Tag Archives: Edgar Allen Poe The Pit and the Pendulum

“The Pit and the Pendulum”


In my junior year in high school, as one of our first assignments in English class, we read Poe’s “The Pit and the Pendulum.”

I took my homework very seriously and was a highly motivated student — in English for certain. I would go to my bedroom upstairs after dinner and pretty much lock myself in for the rest of the evening.

I read the story. It didn’t scare me. I lay down on my bed (does this sound stupid?) and tried to imagine being the character tortured mentally in the story, with an imagined pendulum swinging overhead:

Looking upward, I surveyed the ceiling of my prison. … In one of its panels a very singular figure riveted my whole attention. It was the painted figure of Time as he is commonly represented, save that, in lieu of a scythe, he held what, at a casual glance, I supposed to be the pictured image of a huge pendulum such as we see on antique clocks. … While I gazed directly upward at it (for its position was immediately over my own) I fancied that I saw it in motion. …

… What I then saw confounded and amazed me. The sweep of the pendulum had increased in extent by nearly a yard. As a natural consequence, its velocity was also much greater. But what mainly disturbed me was the idea that had perceptibly descended. I now observed — with what horror it is needless to say — that its nether extremity was formed of a crescent of glittering steel, about a foot in length from horn to horn; the horns upward, and the under edge evidently as keen as that of a razor.
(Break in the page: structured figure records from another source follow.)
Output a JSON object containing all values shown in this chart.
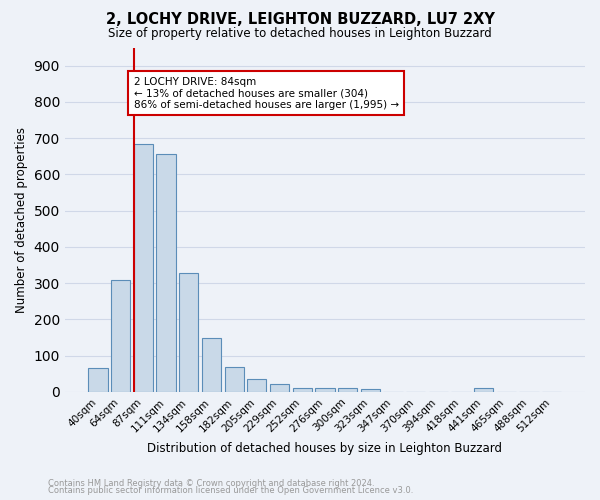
{
  "title": "2, LOCHY DRIVE, LEIGHTON BUZZARD, LU7 2XY",
  "subtitle": "Size of property relative to detached houses in Leighton Buzzard",
  "xlabel": "Distribution of detached houses by size in Leighton Buzzard",
  "ylabel": "Number of detached properties",
  "footnote1": "Contains HM Land Registry data © Crown copyright and database right 2024.",
  "footnote2": "Contains public sector information licensed under the Open Government Licence v3.0.",
  "bar_labels": [
    "40sqm",
    "64sqm",
    "87sqm",
    "111sqm",
    "134sqm",
    "158sqm",
    "182sqm",
    "205sqm",
    "229sqm",
    "252sqm",
    "276sqm",
    "300sqm",
    "323sqm",
    "347sqm",
    "370sqm",
    "394sqm",
    "418sqm",
    "441sqm",
    "465sqm",
    "488sqm",
    "512sqm"
  ],
  "bar_values": [
    65,
    310,
    685,
    655,
    328,
    150,
    68,
    35,
    22,
    12,
    10,
    10,
    8,
    0,
    0,
    0,
    0,
    12,
    0,
    0,
    0
  ],
  "bar_color": "#c9d9e8",
  "bar_edge_color": "#5b8db8",
  "grid_color": "#d0d8e8",
  "background_color": "#eef2f8",
  "vline_color": "#cc0000",
  "vline_x": 1.57,
  "annotation_text": "2 LOCHY DRIVE: 84sqm\n← 13% of detached houses are smaller (304)\n86% of semi-detached houses are larger (1,995) →",
  "annotation_box_color": "#ffffff",
  "annotation_box_edge": "#cc0000",
  "ylim": [
    0,
    950
  ],
  "yticks": [
    0,
    100,
    200,
    300,
    400,
    500,
    600,
    700,
    800,
    900
  ]
}
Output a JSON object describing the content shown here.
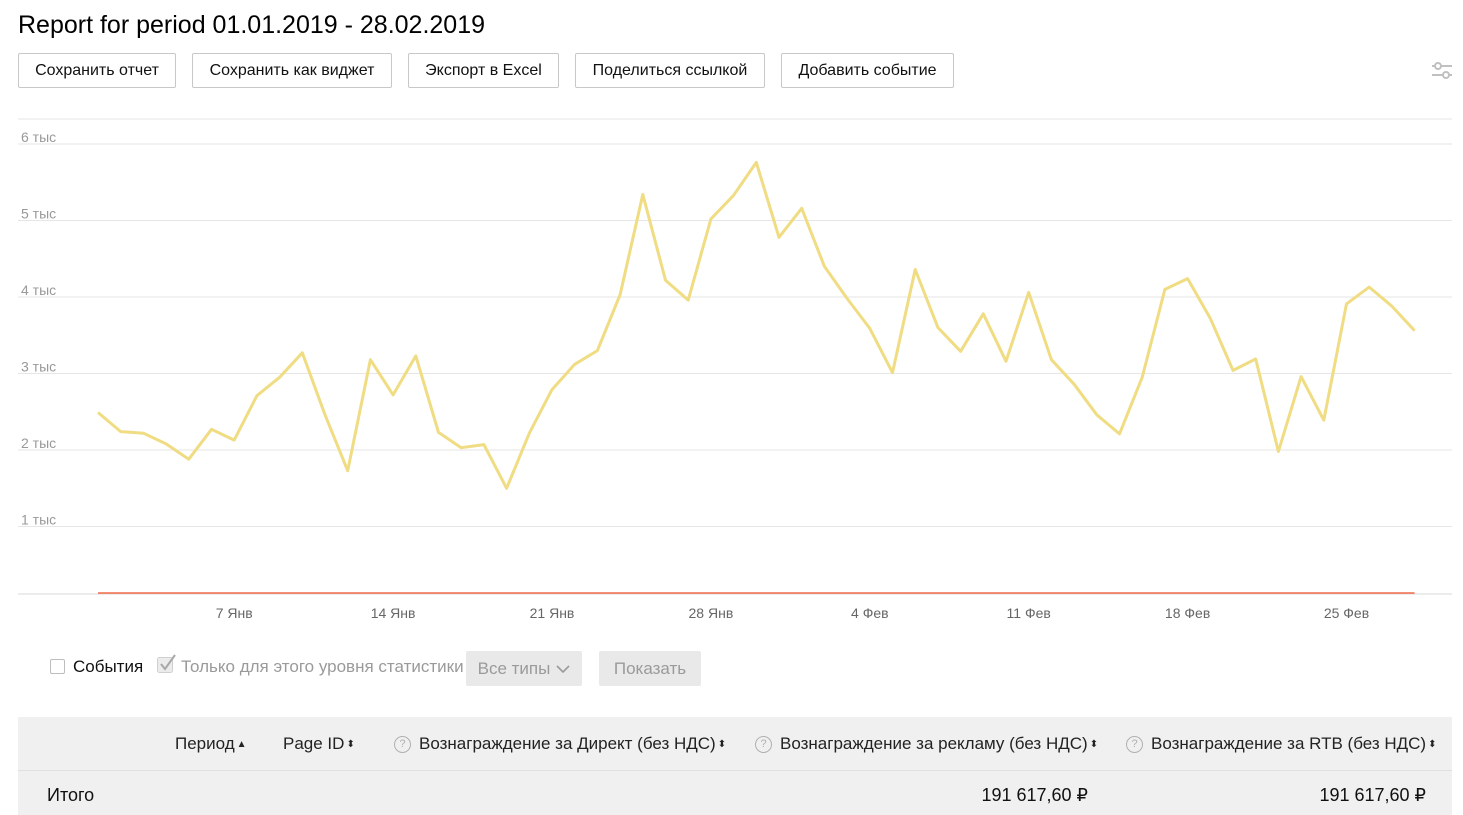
{
  "report": {
    "title": "Report for period 01.01.2019 - 28.02.2019"
  },
  "toolbar": {
    "save_report": "Сохранить отчет",
    "save_widget": "Сохранить как виджет",
    "export_excel": "Экспорт в Excel",
    "share_link": "Поделиться ссылкой",
    "add_event": "Добавить событие",
    "settings_icon": "sliders-icon"
  },
  "chart_data": {
    "type": "line",
    "y_ticks": [
      "1 тыс",
      "2 тыс",
      "3 тыс",
      "4 тыс",
      "5 тыс",
      "6 тыс"
    ],
    "x_ticks": [
      "7 Янв",
      "14 Янв",
      "21 Янв",
      "28 Янв",
      "4 Фев",
      "11 Фев",
      "18 Фев",
      "25 Фев"
    ],
    "ylim": [
      0,
      6000
    ],
    "grid": true,
    "series": [
      {
        "color": "#f0dc82",
        "x_start": "2019-01-01",
        "values": [
          2490,
          2240,
          2220,
          2080,
          1880,
          2270,
          2130,
          2710,
          2950,
          3270,
          2460,
          1730,
          3180,
          2720,
          3230,
          2230,
          2030,
          2070,
          1500,
          2220,
          2790,
          3120,
          3300,
          4030,
          5340,
          4220,
          3960,
          5020,
          5330,
          5760,
          4780,
          5160,
          4400,
          3980,
          3590,
          3010,
          4360,
          3600,
          3290,
          3780,
          3160,
          4060,
          3180,
          2860,
          2460,
          2210,
          2950,
          4100,
          4240,
          3720,
          3040,
          3190,
          1980,
          2960,
          2390,
          3910,
          4130,
          3880,
          3560
        ]
      },
      {
        "color": "#f26b4a",
        "x_start": "2019-01-01",
        "values": [
          0,
          0
        ]
      }
    ]
  },
  "controls": {
    "events_label": "События",
    "level_only_label": "Только для этого уровня статистики",
    "all_types": "Все типы",
    "show": "Показать"
  },
  "table": {
    "headers": {
      "period": "Период",
      "page_id": "Page ID",
      "direct": "Вознаграждение за Директ (без НДС)",
      "ads": "Вознаграждение за рекламу (без НДС)",
      "rtb": "Вознаграждение за RTB (без НДС)"
    },
    "total": {
      "label": "Итого",
      "ads": "191 617,60 ₽",
      "rtb": "191 617,60 ₽"
    }
  }
}
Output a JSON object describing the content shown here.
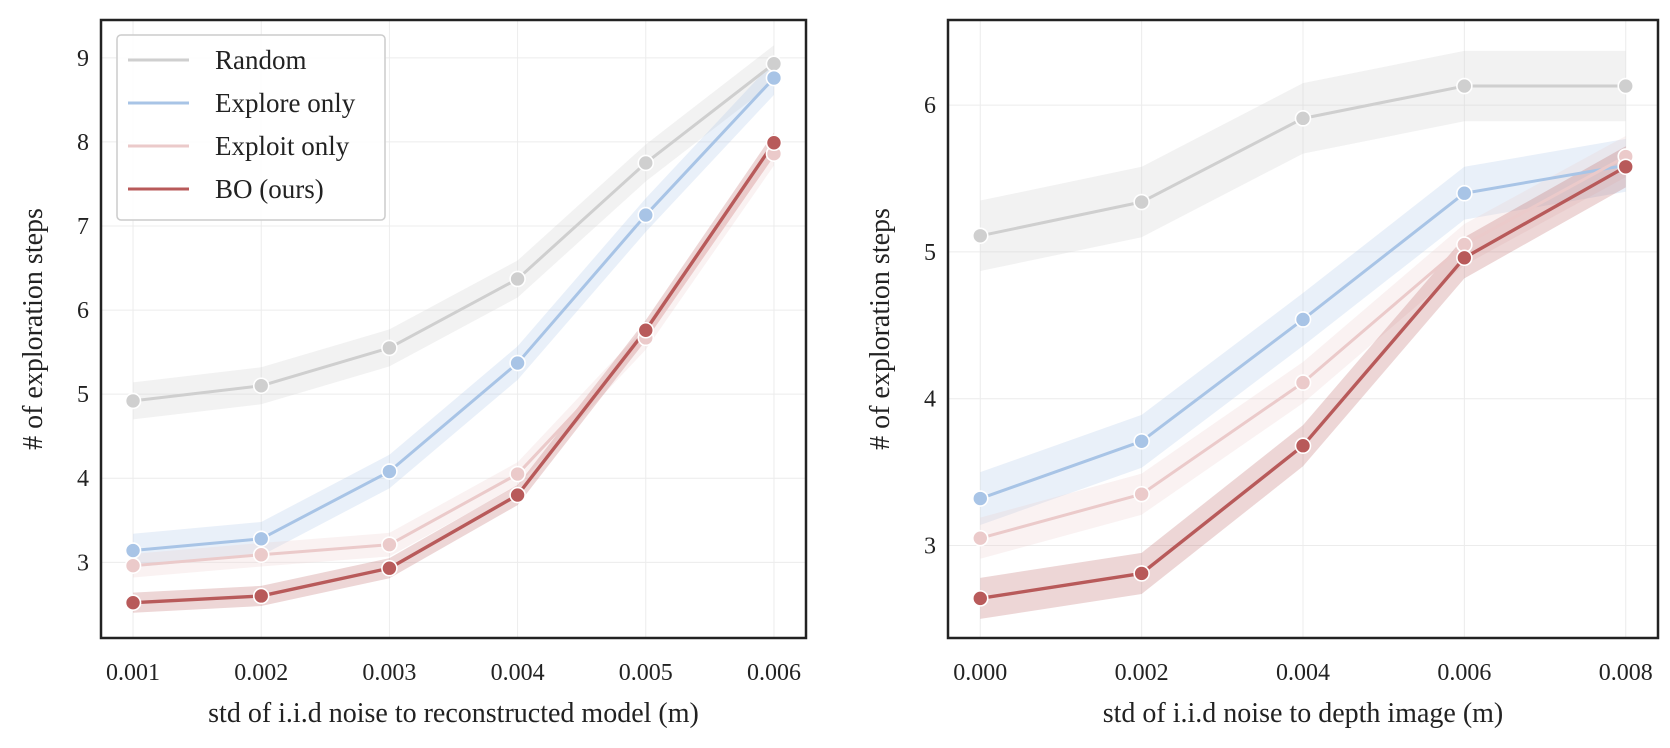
{
  "chart_data": [
    {
      "type": "line",
      "title": "",
      "xlabel": "std of i.i.d noise to reconstructed model (m)",
      "ylabel": "# of exploration steps",
      "x": [
        0.001,
        0.002,
        0.003,
        0.004,
        0.005,
        0.006
      ],
      "x_tick_labels": [
        "0.001",
        "0.002",
        "0.003",
        "0.004",
        "0.005",
        "0.006"
      ],
      "xlim": [
        0.00075,
        0.00625
      ],
      "ylim": [
        2.1,
        9.45
      ],
      "y_ticks": [
        3,
        4,
        5,
        6,
        7,
        8,
        9
      ],
      "y_tick_labels": [
        "3",
        "4",
        "5",
        "6",
        "7",
        "8",
        "9"
      ],
      "grid": true,
      "legend": "top-left",
      "series": [
        {
          "name": "Random",
          "color": "#cfcfcf",
          "values": [
            4.92,
            5.1,
            5.55,
            6.37,
            7.75,
            8.93
          ],
          "band": 0.22
        },
        {
          "name": "Explore only",
          "color": "#a8c4e6",
          "values": [
            3.14,
            3.28,
            4.08,
            5.37,
            7.13,
            8.76
          ],
          "band": 0.2
        },
        {
          "name": "Exploit only",
          "color": "#ebcaca",
          "values": [
            2.96,
            3.09,
            3.21,
            4.05,
            5.67,
            7.86
          ],
          "band": 0.14
        },
        {
          "name": "BO (ours)",
          "color": "#b85a5a",
          "values": [
            2.52,
            2.6,
            2.93,
            3.8,
            5.76,
            7.99
          ],
          "band": 0.12
        }
      ]
    },
    {
      "type": "line",
      "title": "",
      "xlabel": "std of i.i.d noise to depth image (m)",
      "ylabel": "# of exploration steps",
      "x": [
        0.0,
        0.002,
        0.004,
        0.006,
        0.008
      ],
      "x_tick_labels": [
        "0.000",
        "0.002",
        "0.004",
        "0.006",
        "0.008"
      ],
      "xlim": [
        -0.0004,
        0.0084
      ],
      "ylim": [
        2.37,
        6.58
      ],
      "y_ticks": [
        3,
        4,
        5,
        6
      ],
      "y_tick_labels": [
        "3",
        "4",
        "5",
        "6"
      ],
      "grid": true,
      "legend": "none",
      "series": [
        {
          "name": "Random",
          "color": "#cfcfcf",
          "values": [
            5.11,
            5.34,
            5.91,
            6.13,
            6.13
          ],
          "band": 0.24
        },
        {
          "name": "Explore only",
          "color": "#a8c4e6",
          "values": [
            3.32,
            3.71,
            4.54,
            5.4,
            5.59
          ],
          "band": 0.18
        },
        {
          "name": "Exploit only",
          "color": "#ebcaca",
          "values": [
            3.05,
            3.35,
            4.11,
            5.05,
            5.65
          ],
          "band": 0.14
        },
        {
          "name": "BO (ours)",
          "color": "#b85a5a",
          "values": [
            2.64,
            2.81,
            3.68,
            4.96,
            5.58
          ],
          "band": 0.14
        }
      ]
    }
  ]
}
The story did not have much of an effect on me. In retrospect, I would be inclined to say that Poe the writer never did.

The next day in English class, I raised my hand and said that I had expected Poe’s horror story, to scare me. But it hadn’t.

This was entirely normal, to be expected, our English teacher, Mr. Tighe said. Fiction, he said, is fiction. (This is a paraphrase of what he said.) It’s not supposed to be “real.” We read it from a different, detached perspective.

This seems obvious now, but Mr. Tighe’s observations were very instructive for me at this point in my life, when I was an eager student hoping to be a good student of literature.